Since 2010, when David Cameron and his education secretary Michael Gove threw their weight behind the academy system, the English education world has been divided. Freedom, autonomy, flexibility: that’s the idea. But sceptics say the reform just puts power into the hands of new, unaccountable managers, and point to examples of incompetence or worse in the running of academies. All this, they say, has delivered no improvement in the actual education of English schoolchildren.
In any case, the experiment is well underway. Just eight years after the government made academisation a priority, more than a third of state-funded schools have changed status; most secondary school pupils attend academies. Catholic schools have been slower, but are moving in the same direction: already more than 500 (a quarter of the total) have become academies.
Bishops and Church officials emphasise the practical side. The Diocese of Brentwood, among others, argues that it’s often easier to get funding as part of a multi-academy trust. The Blessed Edward Bamber MAT, in Blackpool, suggests that schools can “pool key skills, experience and resources” – and that, at a time when religious education is under attack, Catholic schools should stick together.
Not everyone sees it that way. The Diocese of Westminster planned to convert more than 200 schools into academies. But after 20 schools were reluctant to make such a change, the plans were held up. Since the academies would have been part of MATs, a relatively small amount of resistance can go a long way.
Opponents of academies are now urging Catholic teachers to join them. The National Education Union (NEU), which represents around 500,000 members, wrote to Catholic school teachers earlier this month encouraging them to work with NEU representatives against academisation. Becoming an academy is a “risky move”, the NEU claimed. The Government itself, they pointed out, is stepping back from its full-blooded support of academies: in May, education secretary Damian Hinds said they would not force schools to academies unless Ofsted rates them “inadequate”. Labour, meanwhile, has adopted a policy of reversing academisation.
The letter could, however, put teachers in an awkward position. Mark Lehain, founder of Parents and Teachers for Excellence, said the NEU had overlooked Catholic school teachers’ responsibilities. Since bishops make the decisions about academisation, Lehain told Schools Week, the NEU was “basically asking teachers to disobey their bishops and so put their jobs at risk”.

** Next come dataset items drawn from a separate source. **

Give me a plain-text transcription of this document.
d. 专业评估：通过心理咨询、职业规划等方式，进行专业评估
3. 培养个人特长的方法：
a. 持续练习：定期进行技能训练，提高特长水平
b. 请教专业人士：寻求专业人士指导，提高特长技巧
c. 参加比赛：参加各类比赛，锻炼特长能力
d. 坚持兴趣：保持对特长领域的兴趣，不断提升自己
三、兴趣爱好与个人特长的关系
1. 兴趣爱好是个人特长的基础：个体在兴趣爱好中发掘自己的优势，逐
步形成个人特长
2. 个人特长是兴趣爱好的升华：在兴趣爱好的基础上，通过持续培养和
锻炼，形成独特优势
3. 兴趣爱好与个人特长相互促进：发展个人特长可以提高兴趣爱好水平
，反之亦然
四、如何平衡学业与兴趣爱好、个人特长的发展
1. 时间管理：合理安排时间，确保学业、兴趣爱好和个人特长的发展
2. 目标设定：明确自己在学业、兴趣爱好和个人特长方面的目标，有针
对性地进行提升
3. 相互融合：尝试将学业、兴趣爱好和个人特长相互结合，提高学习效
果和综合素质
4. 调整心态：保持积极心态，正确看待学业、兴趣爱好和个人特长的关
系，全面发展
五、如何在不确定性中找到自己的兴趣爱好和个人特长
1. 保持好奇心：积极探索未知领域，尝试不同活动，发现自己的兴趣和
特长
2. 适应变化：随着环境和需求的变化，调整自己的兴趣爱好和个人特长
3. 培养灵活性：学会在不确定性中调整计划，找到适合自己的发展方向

Andy Lewis, an assistant head teacher at St Bonaventure’s, East London, told the Catholic Herald: “The NEU seem to not fully understand how Catholic education works and the responsibilities of school leaders to their bishops.” Lewis says it’s “a shame” that the union have “decided to mount a blanket campaign against academies, with a particular focus on Catholic schools”. But he is “confident that leaders in Catholic schools will look at their situation and make the right decisions for their schools, while remembering the authority of the bishop in the diocese over his schools”.
Is he concerned about academies cutting wages and benefits such as maternity leave? “Many Catholic schools are already academies,” he replies, “and staff have not experienced the changes to pay and conditions or redundancies suggested by the NEU. A basic tenet of Catholic social teaching is the respect of the dignity of the human person, and in particular the worker. I’d expect all Catholic schools to be doing this.”
The effect of academisation on Catholic identity is debated. Independence from local authorities sounds promising. But as school chaplain Fr Matthew Pittam has written, maintained schools can find committed Catholics to serve as governors at a local school. But those same Catholics may be less enthusiastic about joining the board of a big multi-academy group. “The worry is that gaps may be filled with nominal or lapsed Catholics who are attached to the school,” Fr Pittam observes. “This would be a disaster for the flourishing of an authentic Catholic identity.”
Yet whatever the risks, academisation is likely to continue, and with it a set of dilemmas for teachers. They are caught between the shifting priorities of the government, the bishops, the academy trusts, and the education unions. The teachers who, in the midst of this, hand on the Catholic faith and the benefits of a good education are nothing short of heroic.